A tre giorni di distanza, su ricorso del Ministero e sempre in sede cautelare, con decreto presidenziale emesso ai sensi dell’art. 56 c.p.a., la quarta sezione del Consiglio di Stato provvedeva a riformare l’ordinanza del Tar Lazio.
Successivamente allo svolgimento delle prove scritte, è intervenuta l’ordinanza n. 4873/2014, con la quale il Consiglio di Stato in accoglimento delle doglianze ministeriali ha riformato (annullato) la citata ordinanza n. 2563/14 del Tar Lazio, accogliendo l’appello erariale e respingendo, pertanto, l’ordinanza cautelare pronunciata in primo grado.
I giudici di Palazzo Spada hanno, infatti, evidenziato che l’amministrazione aveva pienamente rispettato il dettato dell’art. 16, concedendo al candidato tempi aggiuntivi ed autorizzandolo a farsi sostituire per delega nella consegna dei codici nei giorni precedenti allo svolgimento delle prove.
Il giudice d’appello ha, altresì chiarito che la richiesta di poter svolgere le prove scritte in giorni alterni era da considerarsi del tutto eccessiva rispetto alla situazione sanitaria esistente, in quanto
il trattamento necessario era agevolmente affrontabile, mediante il ricorso alle strutture sanitarie esistenti in Roma che, tra l’altro, operano anche in orari serali del tutto compatibili con lo svolgimento delle prove in esame.
L’amministrazione aveva, dunque, correttamente adempiuto agli obblighi di legge predisponendo le speciali modalità di svolgimento delle prove di esame, senza sacrificare inutilmente le aspettative degli altri concorrenti.
Inoltre, nell’ordinanza in questione è stato evidenziato che, a posteriori, non poteva ravvisarsi alcun profilo di danno, in quanto il candidato aveva, poi, effettivamente sostenuto le prove, consegnando gli elaborati, fruendo, da un lato, del tempo aggiuntivo di un’ora per la redazione di ogni elaborato e, dall’altro, dell’assistenza nefrologica di una casa di cura situata nelle vicinanze della sede di svolgimento delle prove, con relativo collegamento tramite ambulanza privata.
 
 
2. Il contenuto del principio costituzionale del pubblico concorso
 
La vicenda in esame intercetta numerosi principi costituzionali, di cui è opportuno – seppur brevemente – dar conto.
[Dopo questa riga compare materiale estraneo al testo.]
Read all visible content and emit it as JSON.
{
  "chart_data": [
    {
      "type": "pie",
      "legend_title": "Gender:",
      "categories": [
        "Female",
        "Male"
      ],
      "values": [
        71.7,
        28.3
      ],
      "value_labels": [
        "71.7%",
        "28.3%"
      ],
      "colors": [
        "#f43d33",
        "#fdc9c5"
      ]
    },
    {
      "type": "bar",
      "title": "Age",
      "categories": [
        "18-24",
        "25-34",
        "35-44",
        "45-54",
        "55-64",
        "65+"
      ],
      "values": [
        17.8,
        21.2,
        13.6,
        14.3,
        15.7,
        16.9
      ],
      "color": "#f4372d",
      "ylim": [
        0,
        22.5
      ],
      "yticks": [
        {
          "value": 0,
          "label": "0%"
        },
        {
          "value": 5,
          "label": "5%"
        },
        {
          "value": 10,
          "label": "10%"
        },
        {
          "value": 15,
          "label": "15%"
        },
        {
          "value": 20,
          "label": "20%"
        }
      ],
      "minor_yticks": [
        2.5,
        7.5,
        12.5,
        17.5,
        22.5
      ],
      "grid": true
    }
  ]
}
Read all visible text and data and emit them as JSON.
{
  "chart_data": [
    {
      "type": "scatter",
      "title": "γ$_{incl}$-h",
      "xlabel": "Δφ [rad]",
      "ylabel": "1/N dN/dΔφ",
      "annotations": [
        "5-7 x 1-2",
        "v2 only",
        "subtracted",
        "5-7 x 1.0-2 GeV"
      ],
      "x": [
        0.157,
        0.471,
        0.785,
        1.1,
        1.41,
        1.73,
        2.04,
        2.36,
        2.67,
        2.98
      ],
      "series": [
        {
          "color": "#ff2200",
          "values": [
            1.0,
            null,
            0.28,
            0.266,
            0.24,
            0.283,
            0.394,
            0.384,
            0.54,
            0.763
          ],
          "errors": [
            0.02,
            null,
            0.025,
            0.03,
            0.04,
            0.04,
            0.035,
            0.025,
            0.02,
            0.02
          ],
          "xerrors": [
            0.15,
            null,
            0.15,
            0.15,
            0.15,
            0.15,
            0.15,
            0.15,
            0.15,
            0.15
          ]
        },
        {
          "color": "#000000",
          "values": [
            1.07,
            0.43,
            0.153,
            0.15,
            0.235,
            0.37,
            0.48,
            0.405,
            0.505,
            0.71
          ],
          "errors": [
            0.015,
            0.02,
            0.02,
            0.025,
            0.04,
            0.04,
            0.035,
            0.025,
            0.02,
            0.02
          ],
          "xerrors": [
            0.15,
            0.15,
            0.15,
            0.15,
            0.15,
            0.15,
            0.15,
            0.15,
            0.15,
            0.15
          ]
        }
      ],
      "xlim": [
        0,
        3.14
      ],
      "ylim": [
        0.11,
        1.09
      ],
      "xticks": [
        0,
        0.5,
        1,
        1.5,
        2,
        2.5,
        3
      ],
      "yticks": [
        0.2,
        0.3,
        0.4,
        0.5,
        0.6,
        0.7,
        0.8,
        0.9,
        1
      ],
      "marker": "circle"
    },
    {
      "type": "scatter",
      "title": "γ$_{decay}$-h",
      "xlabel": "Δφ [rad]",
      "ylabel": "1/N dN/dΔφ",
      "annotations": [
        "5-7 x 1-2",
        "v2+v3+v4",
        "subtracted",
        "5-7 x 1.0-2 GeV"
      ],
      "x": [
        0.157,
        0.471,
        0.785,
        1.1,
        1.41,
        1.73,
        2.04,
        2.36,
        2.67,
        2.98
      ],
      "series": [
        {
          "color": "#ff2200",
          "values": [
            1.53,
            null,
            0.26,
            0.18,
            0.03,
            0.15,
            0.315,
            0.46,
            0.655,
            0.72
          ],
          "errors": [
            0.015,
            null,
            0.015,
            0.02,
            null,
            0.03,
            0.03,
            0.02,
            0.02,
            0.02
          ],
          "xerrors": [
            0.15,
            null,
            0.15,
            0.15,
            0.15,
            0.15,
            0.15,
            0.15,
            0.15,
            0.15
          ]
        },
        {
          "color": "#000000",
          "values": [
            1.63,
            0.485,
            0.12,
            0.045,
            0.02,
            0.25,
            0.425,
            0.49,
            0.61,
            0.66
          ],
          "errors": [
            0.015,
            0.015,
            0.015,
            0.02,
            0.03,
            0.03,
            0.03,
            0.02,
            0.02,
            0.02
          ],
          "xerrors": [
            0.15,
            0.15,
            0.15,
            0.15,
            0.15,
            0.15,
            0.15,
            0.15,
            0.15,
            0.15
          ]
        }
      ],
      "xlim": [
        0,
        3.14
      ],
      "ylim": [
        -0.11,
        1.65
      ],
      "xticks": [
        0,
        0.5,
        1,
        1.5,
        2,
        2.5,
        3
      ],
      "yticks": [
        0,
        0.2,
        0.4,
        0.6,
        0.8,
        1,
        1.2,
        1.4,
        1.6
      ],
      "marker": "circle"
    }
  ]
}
Basti, in primo luogo, osservare che le specifiche misure previste dal legislatore per garantire ai soggetti diversamente abili la partecipazione ai concorsi rappresentano la declinazione in chiave sostanziale del principio di eguaglianza (art. 3 Cost., da leggere oggi anche alla luce dell’art. 21 della Carta dei diritti fondamentali dell’Unione europea) nell’accesso ai pubblici uffici, espressamente previsto dall’art. 51, co. 1, Cost., da leggere in ideale collegamento con il principio del pubblico concorso di cui agli artt. 97, co. 3, Cost. e all’art. 106, co. 1, Cost.
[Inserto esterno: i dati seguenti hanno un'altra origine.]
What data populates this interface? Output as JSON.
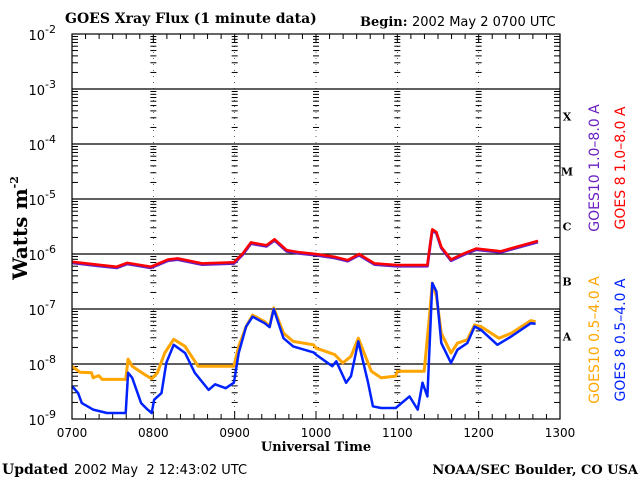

Come è stato osservato, l’eguale possibilità di accesso dei cittadini alle cariche pubbliche è espressione di uno Stato rappresentativo, ove al modello procuratorio del titolo di investitura per l’esercizio di potestà pubbliche, si sostituisce un modello fondato sull’appartenenza professionale «ad una carriera, in cui si è entrati per il comprovato possesso di capacità tecniche» (Cariola).
Nell’ottica del costituente, infatti, il pubblico concorso rappresenta la forma generale e ordinaria di reclutamento per le pubbliche amministrazioni, che si sostanzia «in una selezione trasparente, comparativa, basata esclusivamente sul merito e aperta a tutti i cittadini in possesso di requisiti previamente e obiettivamente definiti. Il rispetto di tale criterio è condizione necessaria per assicurare che l’amministrazione pubblica risponda ai principi della democrazia, dell’efficienza e dell’imparzialità» (Caranta).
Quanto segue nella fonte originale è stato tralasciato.